Can someone explain how this would prevent fingerprinting? IP, user-agent, window-size and other details can reliably identify most of the the other http sessions anyway. Blocking trackers seems as important to me.
Well credit where it's due, the anti-fingerprinting is actually a TOR project. The project you linked to is an attempt to bring TOR's protections into the mainline Firefox browser. Obviously TOR has more stringent goals than Firefox so many privacy features are currently hidden behind the `privacy.resistFingerprinting` option in about:config.
It wouldn't. It merely makes it more difficult for Facebook to track you on third-party websites, as fingerprinting is more difficult and error-prone than simply re-using your cookie.
My question was rhetorical :-). I agree with you that it is harder and noisier to perform fingerprinting, but I still wish for Mozilla to evangelize a more complete solution. The current one creates a somewhat sense of false security, in my opinion.
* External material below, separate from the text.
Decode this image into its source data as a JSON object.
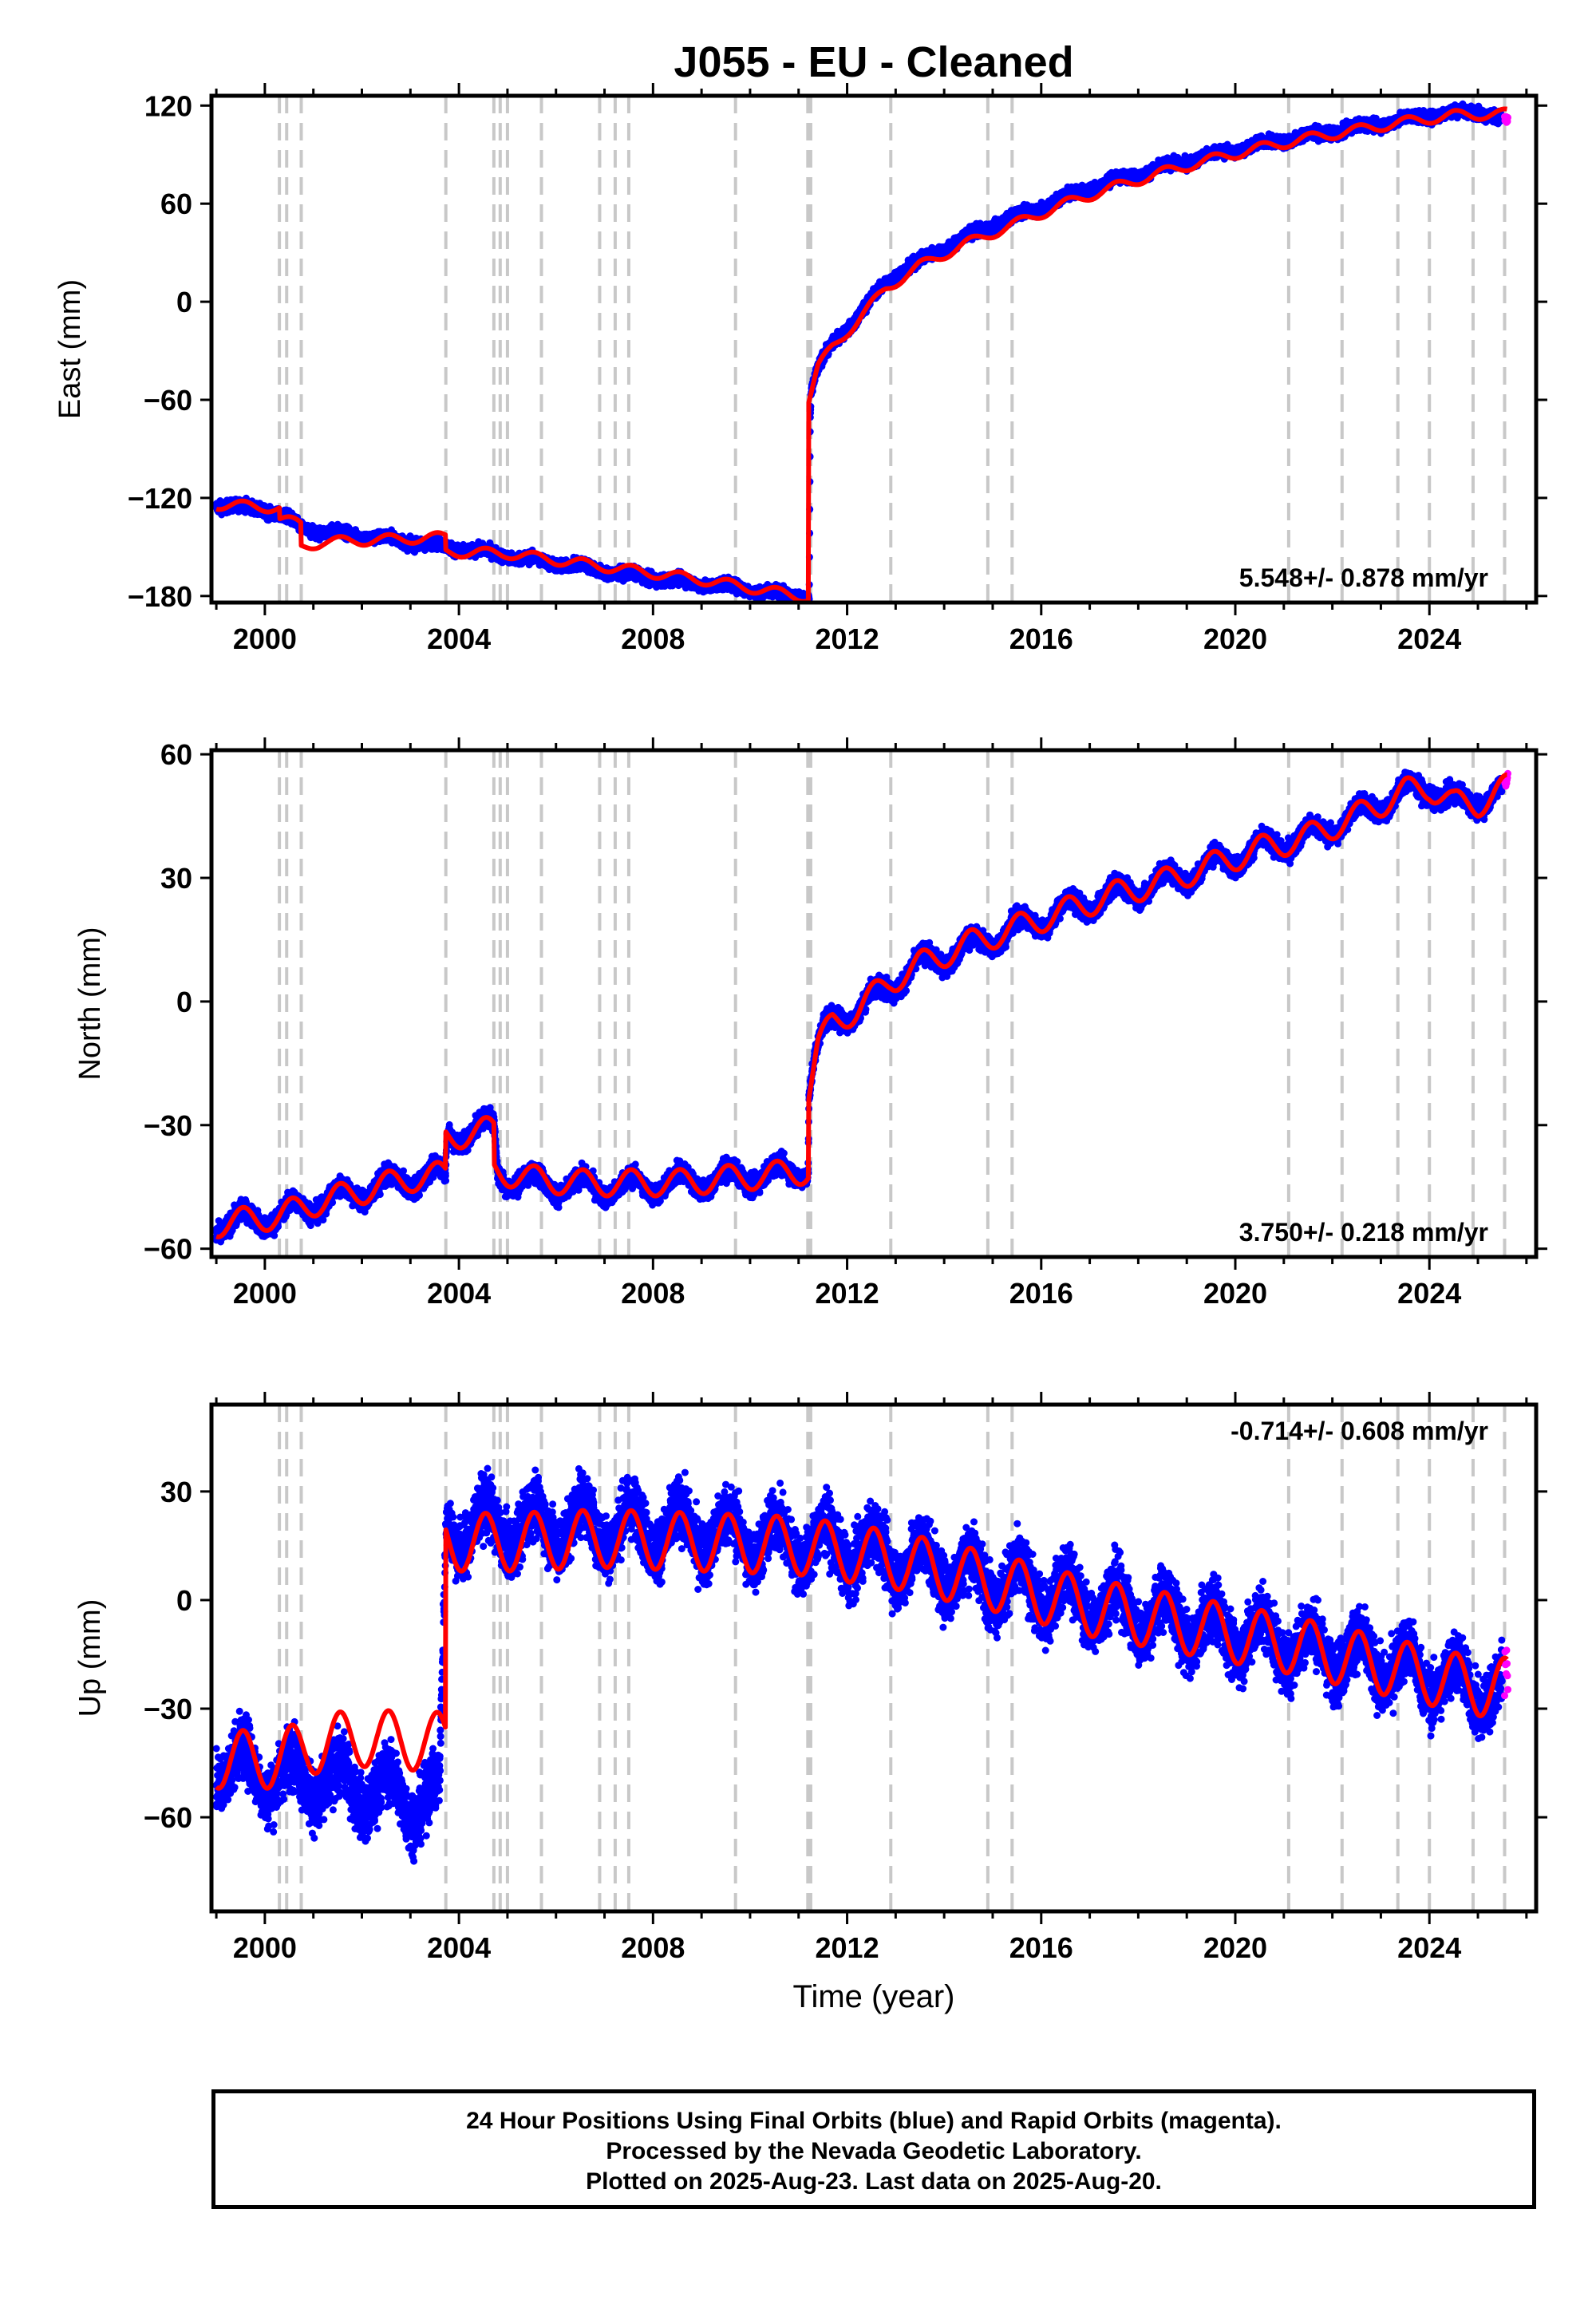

It does not. I'd guess it hardly makes a dent in their tracking. The only sure way to block completely is to use a custom router on your network - an outgoing firewall. Via a custom dns server on my router, all requests from any device, browser, app, etc for the facebook or any ad or tracking domains never leave my network. This is powerful. Windows 10 intrusive spying can be blocked as well. Basically anything that I can't figure out what it is is blocked, and it's a lot. If I ever acquire malware that phones home, it should detect as well.
The great thing is when you block all that, your internet is much faster.
You can already go a long way without as much technical commitment with a PiHole setup that simply poison DNS queries.
It can't compete with the total control you get with crafting specific firewall rules but it has most of the same effect while being a lot simpler to manage.
Would you comment on what router and software you are using, how difficult it is to maintain, and any surprises you have had using it (things you depend on breaking).
It's Ubuntu. Protectli is the equipment, easily obtainable on Amazon. If I had to do over I would use PCEngines however since they use core boot. Edit: you will also need a wireless access point to plug into a lan port. Ubiquity unify is great and is much better coverage than the consumer grade router this replaced.
Up for months, incredible speed, no maintenance, except to add new domains to block when they prove to be spyware. Twitter may be next on the list since it is of declining use to me.
I'll add that I'm by no means a linux whiz, but learned a lot by doing this project.
Biggest issue is explaining to guests why they can't access facebook.
Another bene is you no longer have the planned obsolescence of consumer grade equipment. I fully expect this thing to last a decade, and "firmware" is automatically updated via linux.
If you want something high-performance that you can have running quickly, you can do this with a Turris Omnia router + Pi-hole (DNS ad-blocker). The Omnia is about $300. I've done a blog post explaining how to get everything set up here, and it's CC0 public domain licensed so you can copy or adapt it however you like: https://www.tombrossman.com/blog/2017/how-to-install-pi-hole...
No surprises, the Omnia updates itself and reboots automatically (you get an email warning of you want to intervene) and everything 'just works'.